Malheureusement, ce contexte exceptionnel qui permit à Moscou de revenir au premier plan de la scène internationale, au même titre que Washington ou Pékin, ne pourra être reproduit dans les années à venir, et Vladimir Poutine le sait très bien. C’est en grande partie ce qui explique la situation actuelle, et l’inversion de paradigmes apparente auquel nous assistons. En soutenant les traités existants, le président russe entend prolonger, plus ou moins artificiellement, le rôle de Moscou sur la scène internationale, alors que Washington constate que ces traités entravent ses moyens d’action pour faire face à la montée en puissance chinoise, considérée désormais, et à juste titre, comme le principal et unique compétiteur réel de la puissance américaine sur la scène internationale. De la même manière, en se rapprochant de Pékin et de son président Xi Jinping, Vladimir Poutine espère profiter d’un regain de perception de puissance à l’échelle mondiale, dans une démarche qui n’est pas sans rappeler celle des européens vis-à-vis des Etats-Unis.

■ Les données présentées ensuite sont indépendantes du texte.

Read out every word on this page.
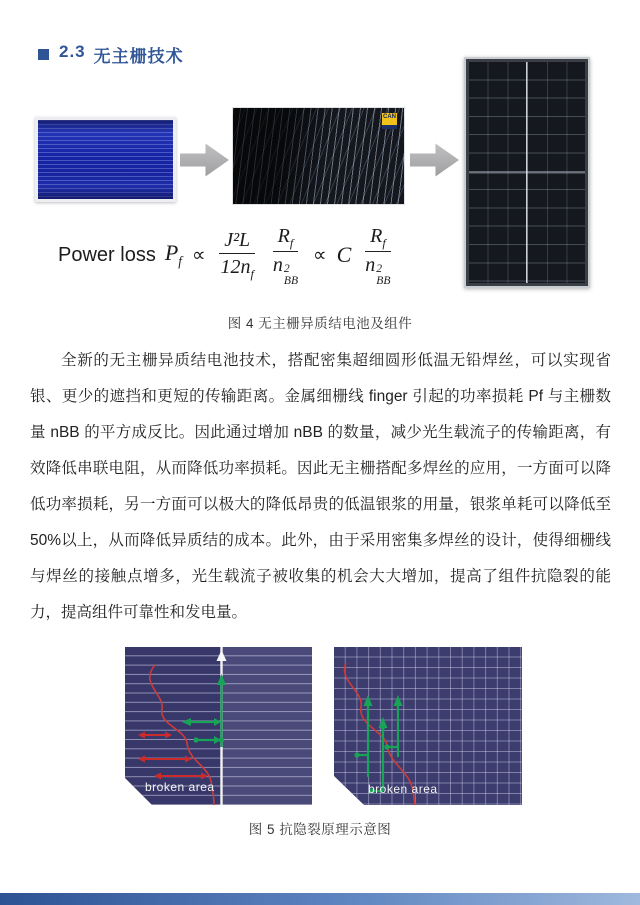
2.3 无主栅技术
CAN
Power loss $P_f \propto \frac{\text{J²L}}{12n_f} R_f$
n 2
BB ∝ C $R_f$
n 2
BB
图 4 无主栅异质结电池及组件
全新的无主栅异质结电池技术，搭配密集超细圆形低温无铅焊丝，可以实现省银、更少的遮挡和更短的传输距离。金属细栅线 finger 引起的功率损耗 Pf 与主栅数量 nBB 的平方成反比。因此通过增加 nBB 的数量，减少光生载流子的传输距离，有效降低串联电阻，从而降低功率损耗。因此无主栅搭配多焊丝的应用，一方面可以降低功率损耗，另一方面可以极大的降低昂贵的低温银浆的用量，银浆单耗可以降低至 50%以上，从而降低异质结的成本。此外，由于采用密集多焊丝的设计，使得细栅线与焊丝的接触点增多，光生载流子被收集的机会大大增加，提高了组件抗隐裂的能力，提高组件可靠性和发电量。
broken area	broken area
图 5 抗隐裂原理示意图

L’Europe, et la France, comme alternative

Alors, la Russie doit-elle choisir entre le déclassement international pur et dure, ou la lente vassalisation vis-à-vis de Pékin ? Pas nécessairement, car il existe une troisième voie, qui apparait bien plus satisfaisante pour Moscou : un rapprochement avec les européens. En effet, dans les projections de l’OCDE, les grands pays européens, que ce soit l’Allemagne, la France et la Grande-Bretagne, convergeraient vers une puissance économique sensiblement équilibrée, avec un PIB évoluant entre 5,4 et 6 mille milliard de $ en 2050, là ou la Russie atteindrait les 5,2, les Etats-Unis 35, et la Chine 48.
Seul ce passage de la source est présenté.